Aurora Loan Servs., LLC v Grant
2011 NY Slip Op 07594 [88 AD3d 929]
October 25, 2011
Appellate Division, Second Department
Published by New York State Law Reporting Bureau pursuant to Judiciary Law § 431.
As corrected through Wednesday, December 7, 2011


Aurora Loan Services, LLC, Respondent,
v
Philip Grant, Appellant, et al., Defendants.

[*1] Philip Grant, Brooklyn, N.Y., appellant pro se.

Tompkins, McGuire, Wachenfeld & Barry, LLP, New York, N.Y. (Margaret J. Cascino of counsel) for respondent.

In an action, inter alia, to foreclose a mortgage, the defendant Philip Grant appeals from a judgment of the Supreme Court, Kings County (Rothenberg, J.), entered March 18, 2010, which, upon an order of the same court dated May 29, 2008, among other things, directed the sale of the subject premises.

Ordered that the judgment is affirmed, with costs.

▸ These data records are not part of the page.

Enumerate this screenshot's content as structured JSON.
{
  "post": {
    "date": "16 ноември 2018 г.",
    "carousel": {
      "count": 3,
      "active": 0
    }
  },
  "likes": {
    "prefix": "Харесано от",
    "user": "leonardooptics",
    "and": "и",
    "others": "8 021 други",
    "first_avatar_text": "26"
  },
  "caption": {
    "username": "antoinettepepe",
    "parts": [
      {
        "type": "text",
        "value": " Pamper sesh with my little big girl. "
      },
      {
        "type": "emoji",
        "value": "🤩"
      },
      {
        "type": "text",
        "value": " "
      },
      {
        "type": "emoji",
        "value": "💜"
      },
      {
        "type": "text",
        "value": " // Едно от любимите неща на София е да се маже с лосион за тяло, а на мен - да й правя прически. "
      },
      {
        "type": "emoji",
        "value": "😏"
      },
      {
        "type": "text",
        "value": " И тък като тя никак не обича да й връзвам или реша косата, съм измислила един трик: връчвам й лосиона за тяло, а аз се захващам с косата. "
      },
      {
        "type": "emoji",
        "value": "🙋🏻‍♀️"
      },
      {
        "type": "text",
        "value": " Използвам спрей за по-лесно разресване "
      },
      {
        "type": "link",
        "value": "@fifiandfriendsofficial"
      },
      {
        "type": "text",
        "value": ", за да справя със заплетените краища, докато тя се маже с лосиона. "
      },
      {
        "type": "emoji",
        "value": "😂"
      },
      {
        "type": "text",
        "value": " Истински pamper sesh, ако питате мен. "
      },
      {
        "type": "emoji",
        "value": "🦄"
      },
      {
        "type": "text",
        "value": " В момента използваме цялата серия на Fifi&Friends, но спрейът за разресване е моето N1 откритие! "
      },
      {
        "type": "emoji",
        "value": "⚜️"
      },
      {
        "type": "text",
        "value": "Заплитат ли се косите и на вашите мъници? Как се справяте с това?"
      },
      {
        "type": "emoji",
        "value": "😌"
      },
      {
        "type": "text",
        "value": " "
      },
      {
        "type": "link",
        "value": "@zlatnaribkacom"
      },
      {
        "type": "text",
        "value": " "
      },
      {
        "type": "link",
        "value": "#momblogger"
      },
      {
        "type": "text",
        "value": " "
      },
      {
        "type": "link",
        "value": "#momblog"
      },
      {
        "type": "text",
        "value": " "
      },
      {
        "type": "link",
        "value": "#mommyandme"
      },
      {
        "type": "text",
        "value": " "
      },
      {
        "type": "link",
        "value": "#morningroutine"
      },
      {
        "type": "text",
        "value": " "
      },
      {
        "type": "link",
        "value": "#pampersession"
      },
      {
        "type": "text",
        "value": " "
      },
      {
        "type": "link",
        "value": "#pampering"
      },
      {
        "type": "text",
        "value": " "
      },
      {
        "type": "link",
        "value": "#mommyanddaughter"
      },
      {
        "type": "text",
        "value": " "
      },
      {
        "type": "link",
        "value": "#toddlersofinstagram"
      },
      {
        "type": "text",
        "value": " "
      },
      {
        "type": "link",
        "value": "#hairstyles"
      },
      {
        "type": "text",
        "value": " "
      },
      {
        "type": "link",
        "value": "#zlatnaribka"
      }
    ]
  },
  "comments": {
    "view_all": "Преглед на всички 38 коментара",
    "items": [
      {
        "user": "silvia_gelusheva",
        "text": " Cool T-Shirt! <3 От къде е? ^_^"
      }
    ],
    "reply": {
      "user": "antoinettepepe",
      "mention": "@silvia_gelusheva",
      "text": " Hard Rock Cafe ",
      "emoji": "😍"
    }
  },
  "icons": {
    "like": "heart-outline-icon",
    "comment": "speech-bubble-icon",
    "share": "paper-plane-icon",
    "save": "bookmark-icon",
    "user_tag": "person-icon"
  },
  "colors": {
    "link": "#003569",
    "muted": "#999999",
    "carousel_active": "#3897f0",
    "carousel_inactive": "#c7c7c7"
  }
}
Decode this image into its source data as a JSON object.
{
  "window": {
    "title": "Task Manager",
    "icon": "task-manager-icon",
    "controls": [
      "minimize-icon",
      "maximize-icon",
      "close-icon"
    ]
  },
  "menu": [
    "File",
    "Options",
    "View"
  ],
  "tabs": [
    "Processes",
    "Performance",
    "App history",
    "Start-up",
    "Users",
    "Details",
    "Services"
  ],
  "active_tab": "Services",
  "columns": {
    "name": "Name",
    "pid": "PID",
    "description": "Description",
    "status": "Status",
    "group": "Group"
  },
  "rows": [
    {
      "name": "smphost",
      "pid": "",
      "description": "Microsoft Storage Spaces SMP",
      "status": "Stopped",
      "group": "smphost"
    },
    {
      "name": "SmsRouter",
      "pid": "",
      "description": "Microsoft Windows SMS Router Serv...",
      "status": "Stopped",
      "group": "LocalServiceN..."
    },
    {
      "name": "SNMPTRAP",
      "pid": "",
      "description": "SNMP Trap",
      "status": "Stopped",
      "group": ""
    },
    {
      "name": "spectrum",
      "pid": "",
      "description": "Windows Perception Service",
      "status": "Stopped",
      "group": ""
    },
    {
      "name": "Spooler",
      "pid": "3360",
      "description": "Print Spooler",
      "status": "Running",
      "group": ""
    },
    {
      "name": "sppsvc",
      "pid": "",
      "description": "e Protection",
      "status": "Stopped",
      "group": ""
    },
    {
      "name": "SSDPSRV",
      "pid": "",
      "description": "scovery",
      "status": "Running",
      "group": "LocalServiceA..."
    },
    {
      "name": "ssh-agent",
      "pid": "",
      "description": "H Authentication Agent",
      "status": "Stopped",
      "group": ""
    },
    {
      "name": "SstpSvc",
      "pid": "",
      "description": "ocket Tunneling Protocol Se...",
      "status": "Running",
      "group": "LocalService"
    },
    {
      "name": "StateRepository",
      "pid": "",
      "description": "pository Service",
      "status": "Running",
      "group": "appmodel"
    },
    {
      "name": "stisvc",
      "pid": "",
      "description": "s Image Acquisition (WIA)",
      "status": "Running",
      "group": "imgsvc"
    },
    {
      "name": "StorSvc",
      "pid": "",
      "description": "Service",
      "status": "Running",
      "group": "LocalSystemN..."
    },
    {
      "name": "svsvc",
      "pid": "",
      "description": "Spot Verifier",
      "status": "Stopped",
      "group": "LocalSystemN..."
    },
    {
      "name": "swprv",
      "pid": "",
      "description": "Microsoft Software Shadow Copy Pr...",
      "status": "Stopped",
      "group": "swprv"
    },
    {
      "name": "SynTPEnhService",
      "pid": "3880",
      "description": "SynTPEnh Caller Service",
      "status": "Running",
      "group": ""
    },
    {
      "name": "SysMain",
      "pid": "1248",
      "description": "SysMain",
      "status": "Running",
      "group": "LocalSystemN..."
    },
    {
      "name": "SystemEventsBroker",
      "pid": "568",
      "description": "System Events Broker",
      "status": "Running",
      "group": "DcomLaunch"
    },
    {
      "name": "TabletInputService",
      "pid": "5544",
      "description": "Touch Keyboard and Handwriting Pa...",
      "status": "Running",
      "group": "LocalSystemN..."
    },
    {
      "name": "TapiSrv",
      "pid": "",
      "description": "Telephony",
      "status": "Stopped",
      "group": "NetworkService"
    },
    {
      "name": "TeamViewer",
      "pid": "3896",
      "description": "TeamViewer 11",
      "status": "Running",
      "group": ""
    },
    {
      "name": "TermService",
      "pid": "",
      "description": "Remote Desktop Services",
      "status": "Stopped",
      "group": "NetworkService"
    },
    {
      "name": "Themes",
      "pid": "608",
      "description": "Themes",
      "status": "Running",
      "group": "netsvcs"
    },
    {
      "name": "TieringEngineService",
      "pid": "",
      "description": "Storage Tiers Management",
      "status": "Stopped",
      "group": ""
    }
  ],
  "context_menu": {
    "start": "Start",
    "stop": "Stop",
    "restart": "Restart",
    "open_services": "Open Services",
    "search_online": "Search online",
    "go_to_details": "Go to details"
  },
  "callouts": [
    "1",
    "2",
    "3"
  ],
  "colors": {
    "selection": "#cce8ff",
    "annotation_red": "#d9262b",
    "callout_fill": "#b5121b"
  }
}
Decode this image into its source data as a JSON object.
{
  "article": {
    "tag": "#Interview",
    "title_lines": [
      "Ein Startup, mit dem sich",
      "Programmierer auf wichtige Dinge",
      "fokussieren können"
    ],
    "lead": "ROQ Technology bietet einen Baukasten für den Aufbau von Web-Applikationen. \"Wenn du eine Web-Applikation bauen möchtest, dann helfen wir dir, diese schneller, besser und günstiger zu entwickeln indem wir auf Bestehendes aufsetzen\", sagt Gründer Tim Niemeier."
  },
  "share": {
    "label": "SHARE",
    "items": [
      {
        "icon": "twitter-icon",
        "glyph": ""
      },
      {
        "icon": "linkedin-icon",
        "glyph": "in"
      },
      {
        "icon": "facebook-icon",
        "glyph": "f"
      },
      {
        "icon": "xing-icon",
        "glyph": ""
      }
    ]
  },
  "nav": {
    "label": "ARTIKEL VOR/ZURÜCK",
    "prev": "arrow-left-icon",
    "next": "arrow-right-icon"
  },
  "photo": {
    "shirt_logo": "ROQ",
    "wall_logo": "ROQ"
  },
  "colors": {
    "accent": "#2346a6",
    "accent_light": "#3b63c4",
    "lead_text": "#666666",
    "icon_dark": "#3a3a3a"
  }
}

The appellant's challenge to the sufficiency of the content of the default notice and claims of violations of the Home Equity Theft Prevention Act (Real Property Law § 265-a) and Federal Truth-in-Lending Act (15 USC § 1601 et seq.) are not properly before this Court.

The remaining issues raised by the appellant have been previously raised and resolved on his prior appeal to this Court from the order dated May 29, 2008 (see Aurora Loan Servs. v Grant, 70 AD3d 986 [2010]). There are no extraordinary circumstances that warrant reconsidering our prior determination (see Pekich v James E. Lawrence, Inc., 38 AD3d 632, 633 [2007]). Accordingly, under the doctrine of law of the case, further review of those issues is barred (see Frankson v Brown & Williamson Tobacco Corp., 67 AD3d 213, 217 [2009]). Angiolillo, J.P., Dickerson, Chambers and Lott, JJ., concur.